The process of “cleaning up code” by “pulling a method up to its superclass” (as you have done with distance() in this question), by “extracting” lines of code into a new method (as you have done with moveTo()), or by any other method, is called re-factoring. Recognising a situation where a re-factoring would be helpful is a very important skill in programming, but it’s quite an advanced skill – and I won’t be covering the full range of refactoring operations in this course! However you should look at the submenu under Refactor in the Java perspective of Eclipse, to get a sense of the variety of refactoring operations that are important enough and which are simple enough – to be partly-automated by Eclipse. I do not encourage you to use the refactoring
support that is available in Eclipse until you are able to refactor without its support, but I hope you can see (after completing this question) that it’d be pretty easy to introduce a bug into a program when you’re refactoring it, and that there’s a lot of repetitive work to be done when you’re refactoring code, so gaining fluency with an IDE’s refactoring support is a very important skill for a “production programmer”!

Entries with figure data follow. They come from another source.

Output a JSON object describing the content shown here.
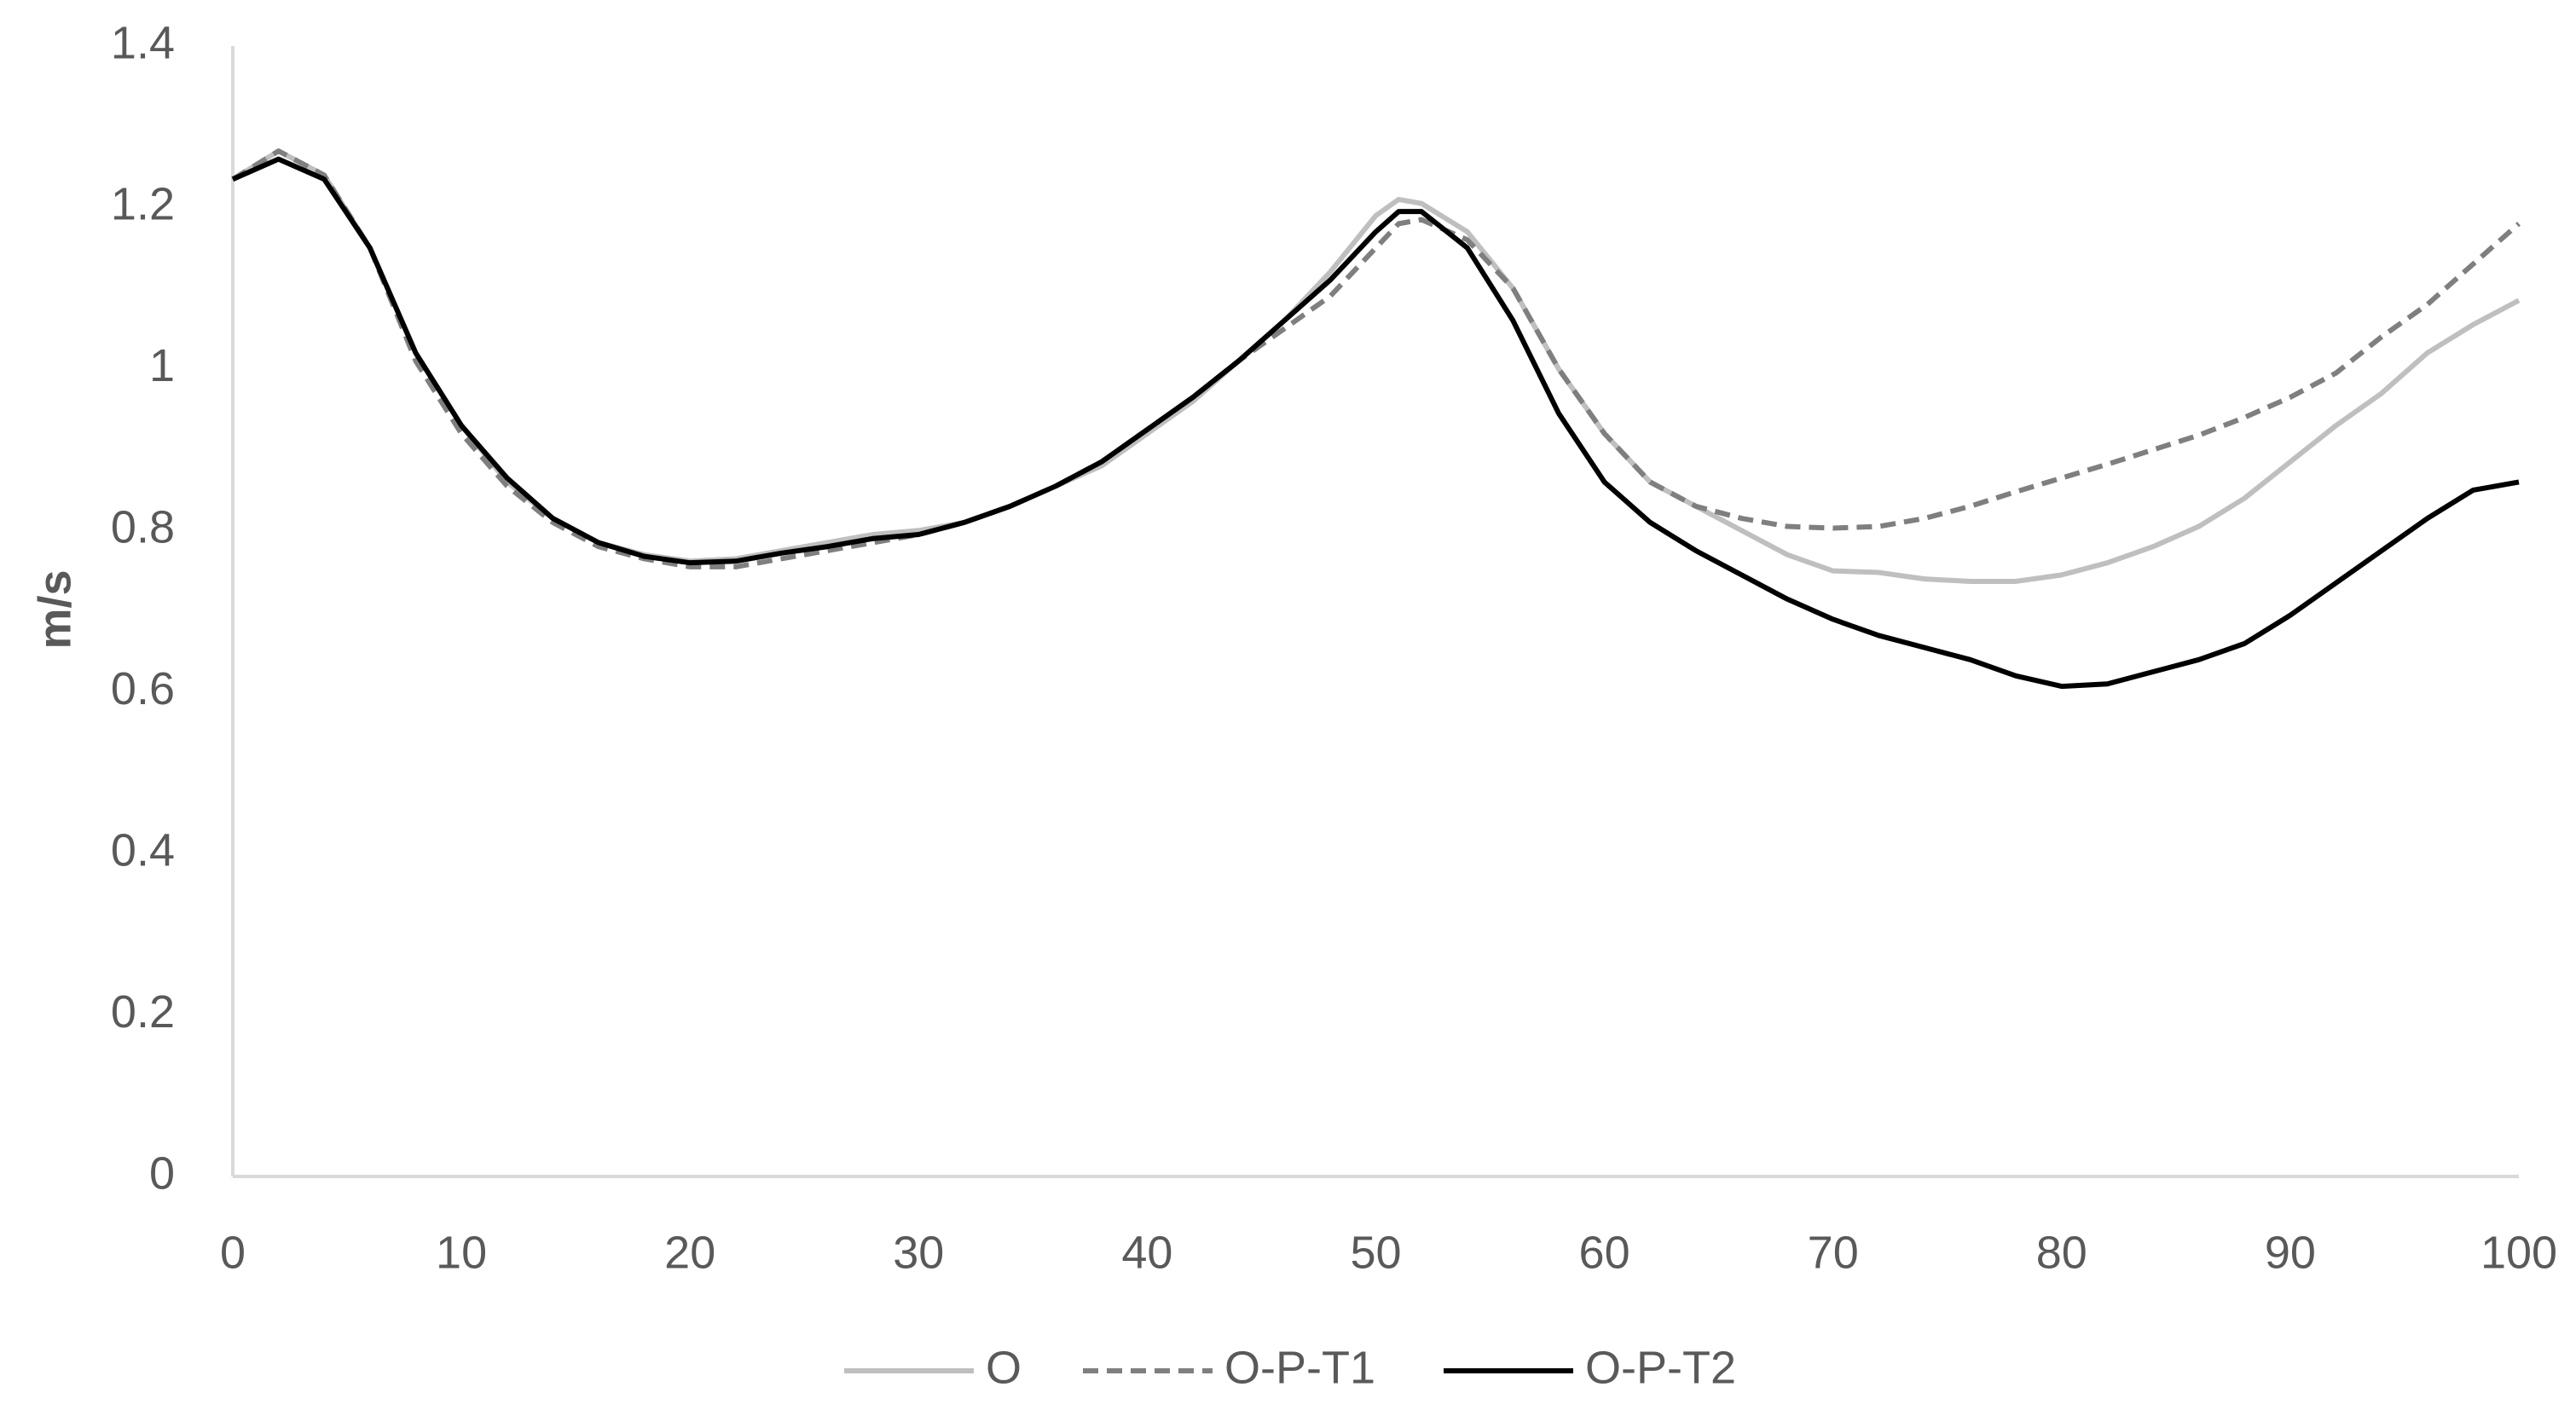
{
  "chart_data": {
    "type": "line",
    "y_label": "m/s",
    "x": [
      0,
      2,
      4,
      6,
      8,
      10,
      12,
      14,
      16,
      18,
      20,
      22,
      24,
      26,
      28,
      30,
      32,
      34,
      36,
      38,
      40,
      42,
      44,
      46,
      48,
      50,
      51,
      52,
      54,
      56,
      58,
      60,
      62,
      64,
      66,
      68,
      70,
      72,
      74,
      76,
      78,
      80,
      82,
      84,
      86,
      88,
      90,
      92,
      94,
      96,
      98,
      100
    ],
    "xlim": [
      0,
      100
    ],
    "xticks": [
      0,
      10,
      20,
      30,
      40,
      50,
      60,
      70,
      80,
      90,
      100
    ],
    "ylim": [
      0,
      1.4
    ],
    "yticks": [
      0,
      0.2,
      0.4,
      0.6,
      0.8,
      1,
      1.2,
      1.4
    ],
    "grid": false,
    "legend": "bottom",
    "series": [
      {
        "name": "O",
        "color": "#bfbfbf",
        "dash": "solid",
        "values": [
          1.235,
          1.27,
          1.24,
          1.15,
          1.02,
          0.93,
          0.86,
          0.815,
          0.785,
          0.77,
          0.762,
          0.765,
          0.775,
          0.785,
          0.795,
          0.8,
          0.81,
          0.83,
          0.855,
          0.88,
          0.92,
          0.96,
          1.01,
          1.06,
          1.12,
          1.19,
          1.21,
          1.205,
          1.17,
          1.1,
          1.0,
          0.92,
          0.86,
          0.83,
          0.8,
          0.77,
          0.75,
          0.748,
          0.74,
          0.737,
          0.737,
          0.745,
          0.76,
          0.78,
          0.805,
          0.84,
          0.885,
          0.93,
          0.97,
          1.02,
          1.055,
          1.085
        ]
      },
      {
        "name": "O-P-T1",
        "color": "#7f7f7f",
        "dash": "dashed",
        "values": [
          1.235,
          1.27,
          1.24,
          1.15,
          1.01,
          0.92,
          0.855,
          0.81,
          0.78,
          0.765,
          0.755,
          0.755,
          0.765,
          0.775,
          0.785,
          0.795,
          0.81,
          0.83,
          0.855,
          0.885,
          0.925,
          0.965,
          1.01,
          1.05,
          1.09,
          1.15,
          1.18,
          1.185,
          1.16,
          1.1,
          1.0,
          0.92,
          0.86,
          0.83,
          0.815,
          0.805,
          0.803,
          0.805,
          0.815,
          0.83,
          0.848,
          0.865,
          0.882,
          0.9,
          0.918,
          0.94,
          0.965,
          0.995,
          1.04,
          1.08,
          1.13,
          1.18
        ]
      },
      {
        "name": "O-P-T2",
        "color": "#000000",
        "dash": "solid",
        "values": [
          1.235,
          1.26,
          1.235,
          1.15,
          1.02,
          0.93,
          0.865,
          0.815,
          0.785,
          0.768,
          0.76,
          0.762,
          0.772,
          0.78,
          0.79,
          0.795,
          0.81,
          0.83,
          0.855,
          0.885,
          0.925,
          0.965,
          1.01,
          1.06,
          1.11,
          1.17,
          1.195,
          1.195,
          1.15,
          1.06,
          0.945,
          0.86,
          0.81,
          0.775,
          0.745,
          0.715,
          0.69,
          0.67,
          0.655,
          0.64,
          0.62,
          0.607,
          0.61,
          0.625,
          0.64,
          0.66,
          0.695,
          0.735,
          0.775,
          0.815,
          0.85,
          0.86
        ]
      }
    ]
  }
}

Submit: a listing of your revised Seeker class (so that your marker can assess your revisions to seek() and your implementation of moveTo()).
Figure 2. Class diagram for V1.3 of HuckleBuckle.
For assessment:
Produce Version 1.3 of the HuckleBuckle codebase. In this version, main() should read its arguments, instantiate a hider named Harry and a seeker named Sally, then invoke Harry’s pleasePlayWith() method (so that Harry will play zero or more games with Sally). Harry’s pleasePlayWith() method should be implemented with code which causes him to invoke Sally’s pleasePlayWith() method – this causes Sally to play a single game of HuckleBuckle. Note that Sally’s pleasePlayWith() method is essentially the same as her seek() method in earlier versions, but its references to the current game must be adjusted. Sally will eventually find the hidden object, and Harry will “notice” this event when he receives a (void) result from his call to s.pleasePlayWith(this, new Game(gridSize)). Harry’s pleasePlayWith() method should then decrement his nGames counter, and (depending on whether or not the counter has reached 0) this method should either exit or ask Sally to play another game (after Harry “hides” another object).
Submit:
listings of all classes in hbbv1.3,
a sample of its output (for commandline arguments 5 2), and
a jarfile containing your source code for hbbv1.3.